Taylor Swift’s ‘ME!’ Is Everything Wrong With Pop

The star’s first single since Reputation has almost none of the elements that once made her interesting, but it does have a dolphin screech for a chorus.

A still from the video for 'ME!'
Taylor Swift Productions

One of the most impressive things about Taylor Swift is that she keeps finding a way to offend people simply with sound alone. The story’s been the same every album rollout since 2012’s Red: Swift, the onetime mascot for speaking your own truth over humble country strums, “goes pop,” garishly and greatly. The bungee-jump yodels of “We Are Never Ever Getting Back Together,” the Jazzercise drum line of “Shake It Off,” and the rude robotics of “Look What You Made Me Do” each represented a fresh, unapologetic kind of tackiness. The first listen, in every case, had to trigger a Yikes.
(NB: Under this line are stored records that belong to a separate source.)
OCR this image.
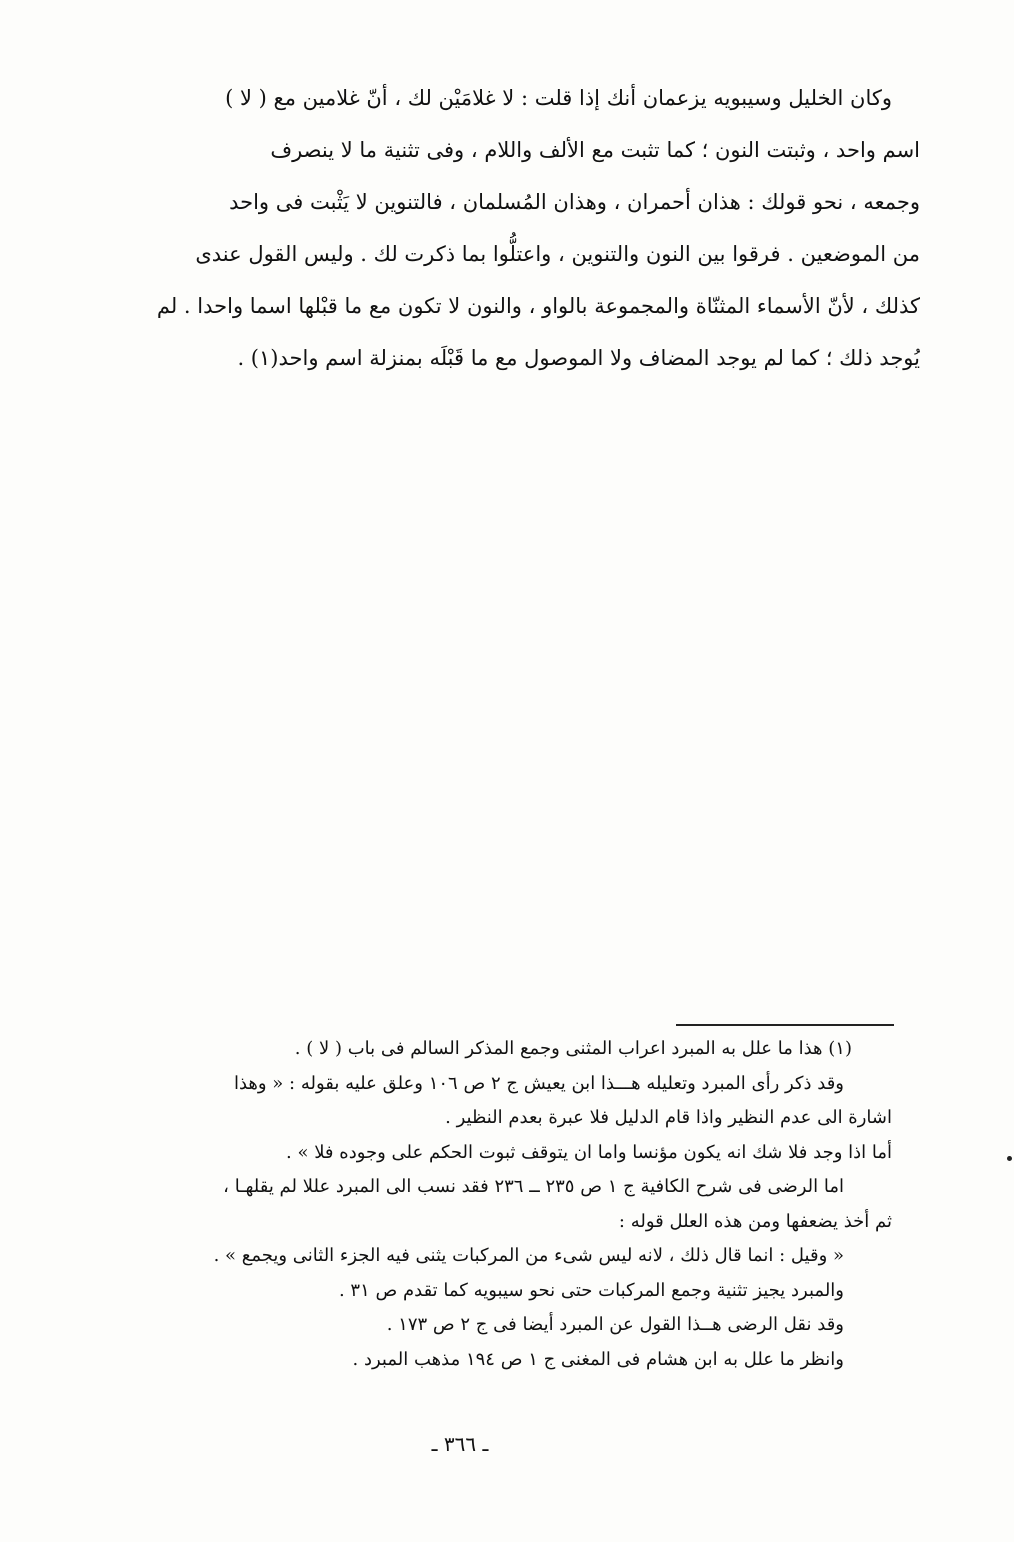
وكان الخليل وسيبويه يزعمان أنك إذا قلت : لا غلامَيْن لك ، أنّ غلامين مع ( لا )
اسم واحد ، وثبتت النون ؛ كما تثبت مع الألف واللام ، وفى تثنية ما لا ينصرف
وجمعه ، نحو قولك : هذان أحمران ، وهذان المُسلمان ، فالتنوين لا يَثْبت فى واحد
من الموضعين . فرقوا بين النون والتنوين ، واعتلُّوا بما ذكرت لك . وليس القول عندى
كذلك ، لأنّ الأسماء المثنّاة والمجموعة بالواو ، والنون لا تكون مع ما قبْلها اسما واحدا . لم
يُوجد ذلك ؛ كما لم يوجد المضاف ولا الموصول مع ما قَبْلَه بمنزلة اسم واحد(١) .
(١) هذا ما علل به المبرد اعراب المثنى وجمع المذكر السالم فى باب ( لا ) .
وقد ذكر رأى المبرد وتعليله هـــذا ابن يعيش ج ٢ ص ١٠٦ وعلق عليه بقوله : « وهذا
اشارة الى عدم النظير واذا قام الدليل فلا عبرة بعدم النظير .
أما اذا وجد فلا شك انه يكون مؤنسا واما ان يتوقف ثبوت الحكم على وجوده فلا » .
اما الرضى فى شرح الكافية ج ١ ص ٢٣٥ ــ ٢٣٦ فقد نسب الى المبرد عللا لم يقلهـا ،
ثم أخذ يضعفها ومن هذه العلل قوله :
« وقيل : انما قال ذلك ، لانه ليس شىء من المركبات يثنى فيه الجزء الثانى ويجمع » .
والمبرد يجيز تثنية وجمع المركبات حتى نحو سيبويه كما تقدم ص ٣١ .
وقد نقل الرضى هــذا القول عن المبرد أيضا فى ج ٢ ص ١٧٣ .
وانظر ما علل به ابن هشام فى المغنى ج ١ ص ١٩٤ مذهب المبرد .
ـ ٣٦٦ ـ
That Yikes, for both die-hard fans and more reluctant admirers, tended to flip to Yes! as Swift’s idiosyncratic cleverness came out with repeat listens. Even the dour Reputation, her 2017 album that amounted to a slight commercial disappointment for her, is more charming than it initially seemed. But at the present moment, hours after Swift kicked off a new album cycle with the single “ME!,” it’s very hard to imagine the reconciliation process replaying this time. The song is everything that gives pop a bad rap.

Reputation represented Swift’s attempt to have fun with the backlash that formed after her winsome persona curdled into a perceived smugness in the public eye. Packed with hip-hop tricks and electronic frazzle, the album sounded clanking, confrontational, and gray. Pastel images that flooded her Instagram in recent weeks advertised that she’d be rebooting somewhere sunnier for the follow-up, but few could have expected “ME!,” whose harsh cheer evokes a megachurch concert mass-dosed with ketamine.

It does open with a Reputation callback, in the form of Swift singing with the same ethereal vocal effect she used on her lovely single “Delicate.” This probably means Swift is working her story lines, hinting at a continuation of the “Delicate” meet-cute that was presumed to be about her current boyfriend, Joe Alwyn. This musical touch is the last personal note from Swift, who used to be known for small, concrete details of remarkable economy. In “ME!,” she sticks to highly generic scenes of phone fights, rain fights, and rainbows under which no one fights. The most memorable lyric comes when she shouts “Spelling is fun!” and then declines to spell out anything.

The only thing Swift reveals with this song is that she really, really wants a hit. The kind of hit whose royalty payments will be as sturdy and long-lasting as an oak planted in one’s front yard. The kind of hit that will play in Gymboree classes and cruise-line commercials until a meteor hits Earth. Quantization, the studio-software practice of aligning beats to a rigid grid as to nix any human variation, appears to have been used as not just a production tool but an art ethos. A marching beat creates fascistic order; the verses call to mind a ball bouncing across a sing-along screen. Every phrase’s conclusion is triple-underlined by blunt multitracking, as if the listener would otherwise miss the slant rhyme of rain and name.

The sense of a cruel grin reaches Effie Trinket levels for the pre-chorus and chorus. A tongue twister of clichés—c’mon, Taylor, “Livin’ in winter, I am your summer”?—tumbles down before Swift ricochets up, up, up into a dolphin screech: “Me-ee-ee!” This sound alone may ruin summer 2019. Horns exalt, but they sound like they’re ironic, in air quotes. This helium pep rally resembles the ones recently staged by Panic! at the Disco, as the former punkish types have settled into jock jams—which explains the presence of Panic!’s Brendon Urie, his voice at its most handsome and hollow here.

The song is less of a selfie than the title suggests, and it’s too bad. Swift’s cry of individuality has the air of vintage–Katy Perry empowerment-core, and though there is a Swiftian theme of embattled love, it’s buffed of any details. Amid all the “cool chicks” and “lame guys,” there’s only one “me” and “you,” and the song declines to specify any attributes to those two individuals, allowing everyone to plug in. And it barely makes sense: How rare is “a rainbow with all of the colors” anyway? The real message might just be that catchiness is an end in itself. The “you” that’s uniquely you-oo-oo is as susceptible to brain hijacking by melodic math as anyone else. Check your cabinets, because it feels as though all the world’s salt has been turned to Splenda.

Spencer Kornhaber is a staff writer at The Atlantic.